The first-guess diameters of the absorber and the stripper can be calculated using the method presented in Section 6.1. Starting from that point, these parameters were simulated using the improved rate-based model developed in Aspen Plus®. Table 15 summarizes a comparison of the results of this study with those presented by Canepa et al. [ 66], in terms of equipment size and process parameters. It shows that the design of this study achieved smaller equipment size and lower thermal duty.

One significant difference is that the packing heights in both the absorber and the stripper in this study are significantly smaller than those in Ref. [ 66]. One contributor is that higher efficiency structured packing was used in this study, which allows a lower height of transfer unit (HTU); the total packing height was then reduced, while keeping the same number of transfer units (NTU). At the same time, using the more accurate model provides more confidence in the simulation results, such that a conservative margin may not be needed. After all, capture levels reached as high as 90%–95% during experiments with short packing beds for both the absorber and the stripper of the pilot plants. In the experimental study by Dugas [ 15], the packing heights of both the absorber (with IMTP No. 40 random packing) and the stripper (with Flexipac 1Y) are 6.1 m. Notz et al. [ 16] reported the packing heights of the absorber and the stripper (with Mallepak 250Y) to be 4.2 m and 2.25 m, respectively, for their pilot plant.
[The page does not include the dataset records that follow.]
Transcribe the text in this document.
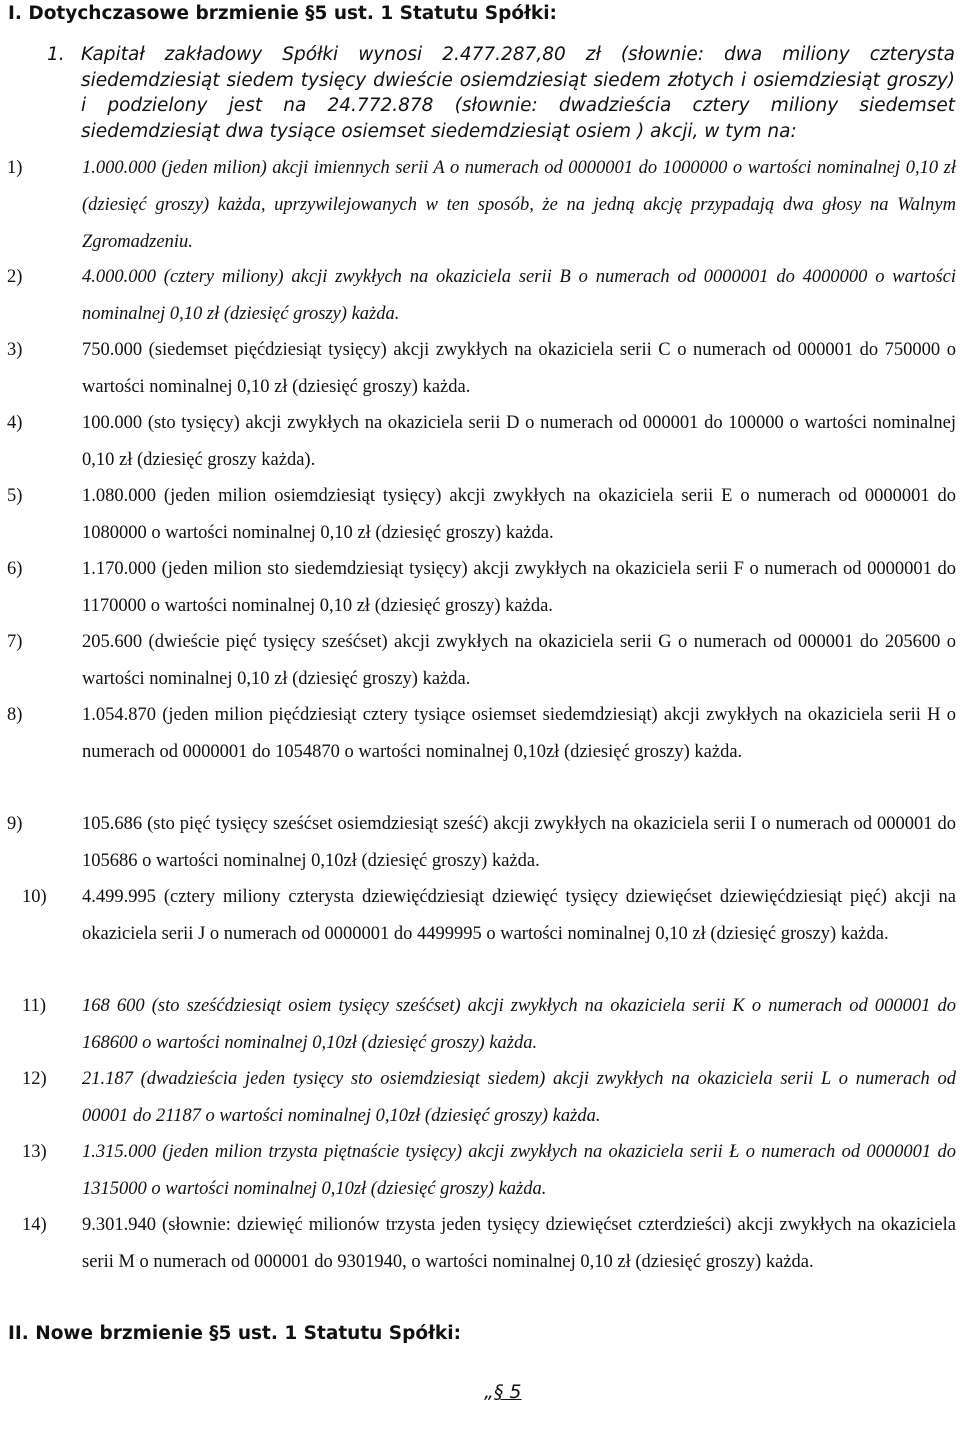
I. Dotychczasowe brzmienie §5 ust. 1 Statutu Spółki:
1. Kapitał zakładowy Spółki wynosi 2.477.287,80 zł (słownie: dwa miliony czterysta siedemdziesiąt siedem tysięcy dwieście osiemdziesiąt siedem złotych i osiemdziesiąt groszy) i podzielony jest na 24.772.878 (słownie: dwadzieścia cztery miliony siedemset siedemdziesiąt dwa tysiące osiemset siedemdziesiąt osiem ) akcji, w tym na:
1)	1.000.000 (jeden milion) akcji imiennych serii A o numerach od 0000001 do 1000000 o wartości nominalnej 0,10 zł (dziesięć groszy) każda, uprzywilejowanych w ten sposób, że na jedną akcję przypadają dwa głosy na Walnym Zgromadzeniu.
2)	4.000.000 (cztery miliony) akcji zwykłych na okaziciela serii B o numerach od 0000001 do 4000000 o wartości nominalnej 0,10 zł (dziesięć groszy) każda.
3)	750.000 (siedemset pięćdziesiąt tysięcy) akcji zwykłych na okaziciela serii C o numerach od 000001 do 750000 o wartości nominalnej 0,10 zł (dziesięć groszy) każda.
4)	100.000 (sto tysięcy) akcji zwykłych na okaziciela serii D o numerach od 000001 do 100000 o wartości nominalnej 0,10 zł (dziesięć groszy każda).
5)	1.080.000 (jeden milion osiemdziesiąt tysięcy) akcji zwykłych na okaziciela serii E o numerach od 0000001 do 1080000 o wartości nominalnej 0,10 zł (dziesięć groszy) każda.
6)	1.170.000 (jeden milion sto siedemdziesiąt tysięcy) akcji zwykłych na okaziciela serii F o numerach od 0000001 do 1170000 o wartości nominalnej 0,10 zł (dziesięć groszy) każda.
7)	205.600 (dwieście pięć tysięcy sześćset) akcji zwykłych na okaziciela serii G o numerach od 000001 do 205600 o wartości nominalnej 0,10 zł (dziesięć groszy) każda.
8)	1.054.870 (jeden milion pięćdziesiąt cztery tysiące osiemset siedemdziesiąt) akcji zwykłych na okaziciela serii H o numerach od 0000001 do 1054870 o wartości nominalnej 0,10zł (dziesięć groszy) każda.
9)	105.686 (sto pięć tysięcy sześćset osiemdziesiąt sześć) akcji zwykłych na okaziciela serii I o numerach od 000001 do 105686 o wartości nominalnej 0,10zł (dziesięć groszy) każda.
10) 4.499.995 (cztery miliony czterysta dziewięćdziesiąt dziewięć tysięcy dziewięćset dziewięćdziesiąt pięć) akcji na okaziciela serii J o numerach od 0000001 do 4499995 o wartości nominalnej 0,10 zł (dziesięć groszy) każda.
11) 168 600 (sto sześćdziesiąt osiem tysięcy sześćset) akcji zwykłych na okaziciela serii K o numerach od 000001 do 168600 o wartości nominalnej 0,10zł (dziesięć groszy) każda.
12) 21.187 (dwadzieścia jeden tysięcy sto osiemdziesiąt siedem) akcji zwykłych na okaziciela serii L o numerach od 00001 do 21187 o wartości nominalnej 0,10zł (dziesięć groszy) każda.
13) 1.315.000 (jeden milion trzysta piętnaście tysięcy) akcji zwykłych na okaziciela serii Ł o numerach od 0000001 do 1315000 o wartości nominalnej 0,10zł (dziesięć groszy) każda.
14) 9.301.940 (słownie: dziewięć milionów trzysta jeden tysięcy dziewięćset czterdzieści) akcji zwykłych na okaziciela serii M o numerach od 000001 do 9301940, o wartości nominalnej 0,10 zł (dziesięć groszy) każda.
II. Nowe brzmienie §5 ust. 1 Statutu Spółki:
„§ 5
It is also noticeable that the specific duty in this study is lower than that in Ref. [ 66]. The results in Table 15 show that the rich loading of this study is slightly higher, which may reflect the impact of thermodynamic modeling. With the same CO2 concentration in the flue gas, the solubility of CO2 that is calculated by this improved thermodynamic model may be slightly higher when close to its saturation. This situation also results in a smaller flow rate of the solvent entering the stripper. Thus, the heat requirement for solvent evaporation in the stripper decreases. At the same time, using more accurate kinetics for the reactions inside both the absorber and the stripper could also have a large impact on the predictions of heat requirement for solvent regeneration, although it is hard to dissect those highly nonlinear relations between those factors.

Conclusions

This paper presented a study on the development of an accurate rate-based steady-state model in Aspen Plus®, with some elements implemented in Fortran subroutines, for the MEA-based carbon capture process, along with a case study using this model. It was found that the correlations of the thermodynamic model have a significant impact on the prediction accuracy of the VLE of the MEA-H2O-CO2 mixture. A new combination of correlations was selected in this study, and shows better prediction performance. Following this step, the model from Ref. [ 14] was used, by coding a Fortran subroutine in order to improve the prediction accuracy of the liquid mixture density. The rate-based process model was improved by setting different kinetics for the reverse carbonate formation reactions in the absorber and the stripper, respectively, and by coding a Fortran subroutine for the effective gas-liquid interfacial area using the model from Ref. [ 61]. The model validation results show that the model predictions appear to be in good agreement with the experimental data from the pilot plant.

Using this accurate model, a case study was carried out for carbon capture fitted to a 250 MWe CCGT power plant. The results show that this study achieved smaller equipment size and lower energy consumption than the previous study; these results may translate into significant savings in both capital investment and utility cost for the carbon capture plant.